The House Committee on Space, Science, and Technology subcommittee on Investigations and Oversight six months ago asked the National Oceanic and Atmospheric Administration for details on senior management travel.
So far, nothing.
“In light of revelations earlier this year of excessive and unnecessary travel by senior management at other agencies, in addition to allegations of similar incidents at NOAA, my inquiry was an effort to ensure that taxpayers’ funds were spent appropriately,” subcommittee Chairman Paul Broun (R-Ga.) wrote to NOAA undersecretary Jane Lubchenco.
Broun said that in spite of multiple requests from the subcommittee to the agency, NOAA has not produced a single record or laid out a “reasonable schedule” in which to produce the documents.
“As a result, far from dispelling the Subcommittee’s concerns, your delay in responding to the Subcommittee’s request only amplifies them, and lends more credibility to the possibility that NOAA senior management engaged in unnecessary or inappropriate travel,” the chairman wrote.
Broun asked for the records by Nov. 2.
“Given that my original letter to you requesting this information was in the spring of this year, your staff has had ample time to pull together the records I requested,” he said.

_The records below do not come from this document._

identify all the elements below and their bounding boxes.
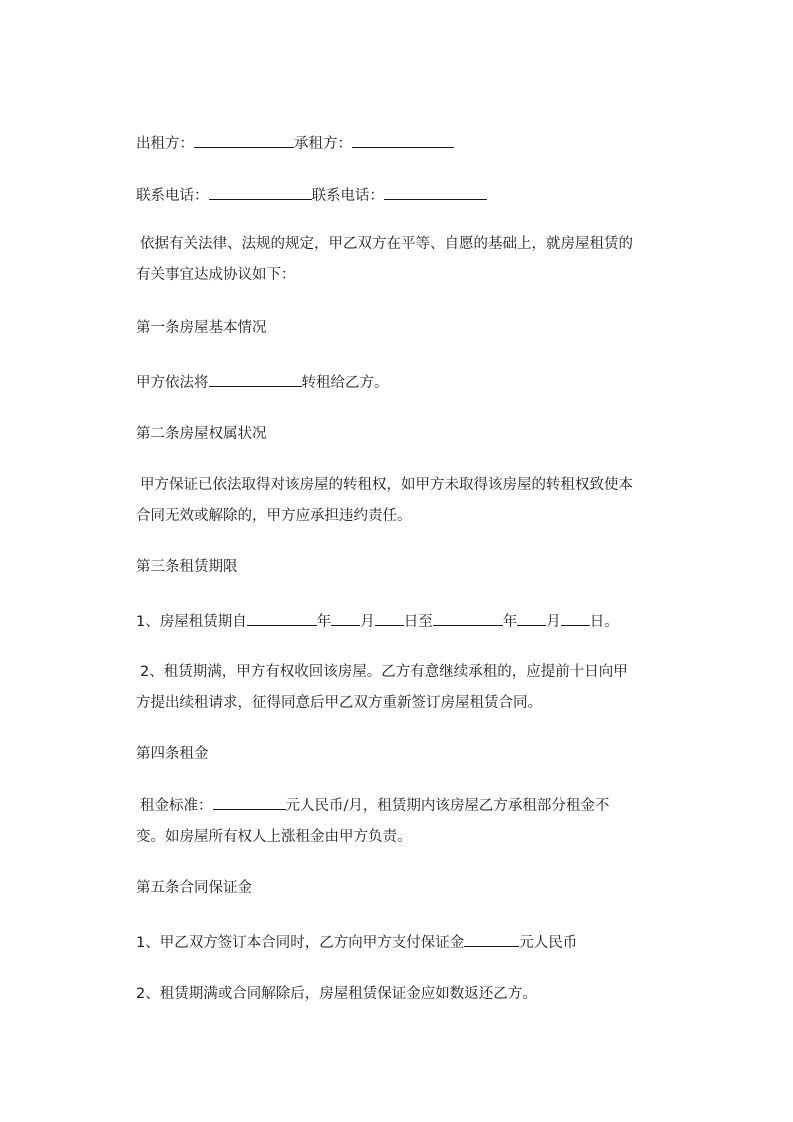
start-day-blank xyxy=(375,610,404,626)
rent-amount-blank xyxy=(213,794,286,810)
lessee-label: 承租方： xyxy=(294,136,352,152)
end-year-blank xyxy=(433,610,503,626)
article1-text xyxy=(136,371,389,391)
lessee-phone-blank xyxy=(384,184,487,200)
end-year-label: 年 xyxy=(502,614,518,630)
lessor-blank xyxy=(194,132,294,148)
article3-title: 第三条租赁期限 xyxy=(136,559,238,575)
article1-text-before: 甲方依法将 xyxy=(136,375,209,391)
article5-title: 第五条合同保证金 xyxy=(136,880,252,896)
deposit-line xyxy=(136,931,577,951)
end-month-blank xyxy=(517,610,546,626)
deposit-amount-blank xyxy=(464,931,519,947)
phones-line xyxy=(136,184,487,204)
lessee-phone-label: 联系电话： xyxy=(311,188,384,204)
end-day-blank xyxy=(561,610,590,626)
article3-item2-paragraph xyxy=(136,657,636,719)
article4-paragraph xyxy=(136,791,636,853)
intro-text: 依据有关法律、法规的规定，甲乙双方在平等、自愿的基础上，就房屋租赁的有关事宜达成协议如下： xyxy=(136,236,633,283)
intro-paragraph xyxy=(136,229,636,291)
start-year-blank xyxy=(247,610,317,626)
article2-paragraph xyxy=(136,470,636,532)
article2-title: 第二条房屋权属状况 xyxy=(136,426,267,442)
start-year-label: 年 xyxy=(316,614,332,630)
lease-term-prefix: 1、房屋租赁期自 xyxy=(136,614,247,630)
lessor-label: 出租方： xyxy=(136,136,194,152)
end-month-label: 月 xyxy=(546,614,561,630)
deposit-return-line: 2、租赁期满或合同解除后，房屋租赁保证金应如数返还乙方。 xyxy=(136,986,537,1002)
article1-text-after: 转租给乙方。 xyxy=(301,375,389,391)
parties-line xyxy=(136,132,454,152)
deposit-prefix: 1、甲乙双方签订本合同时，乙方向甲方支付保证金 xyxy=(136,935,465,951)
lessor-phone-label: 联系电话： xyxy=(136,188,209,204)
lease-term-line xyxy=(136,610,619,630)
article4-title: 第四条租金 xyxy=(136,746,209,762)
start-month-blank xyxy=(331,610,360,626)
rent-rest: 元人民币/月，租赁期内该房屋乙方承租部分租金不变。如房屋所有权人上涨租金由甲方负责。 xyxy=(136,798,610,845)
start-month-label: 月 xyxy=(360,614,375,630)
lessee-blank xyxy=(352,132,454,148)
start-day-label: 日至 xyxy=(403,614,433,630)
end-day-label: 日。 xyxy=(589,614,619,630)
rent-prefix: 租金标准： xyxy=(140,798,213,814)
article1-title: 第一条房屋基本情况 xyxy=(136,320,267,336)
article2-text: 甲方保证已依法取得对该房屋的转租权，如甲方未取得该房屋的转租权致使本合同无效或解除的，甲方应承担违约责任。 xyxy=(136,477,633,524)
lessor-phone-blank xyxy=(209,184,312,200)
article3-item2-text: 2、租赁期满，甲方有权收回该房屋。乙方有意继续承租的，应提前十日向甲方提出续租请求，征得同意后甲乙双方重新签订房屋租赁合同。 xyxy=(136,664,628,711)
deposit-suffix: 元人民币 xyxy=(519,935,578,951)
property-blank xyxy=(209,371,302,387)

The subcommittee’s original April request to Lubchenco followed a memo by the undersecretary to NOAA staff about the importance of ethical conduct and the value of rooting out waste, fraud, abuse, and mismanagement.
“We’ve seen in our own and other agencies that such incidents — even when confined to one or a few individuals — can tarnish the image of an entire agency, undermine our mission, give the entire federal enterprise a black eye and negate the good we have accomplished,” Lubchenco wrote to employees.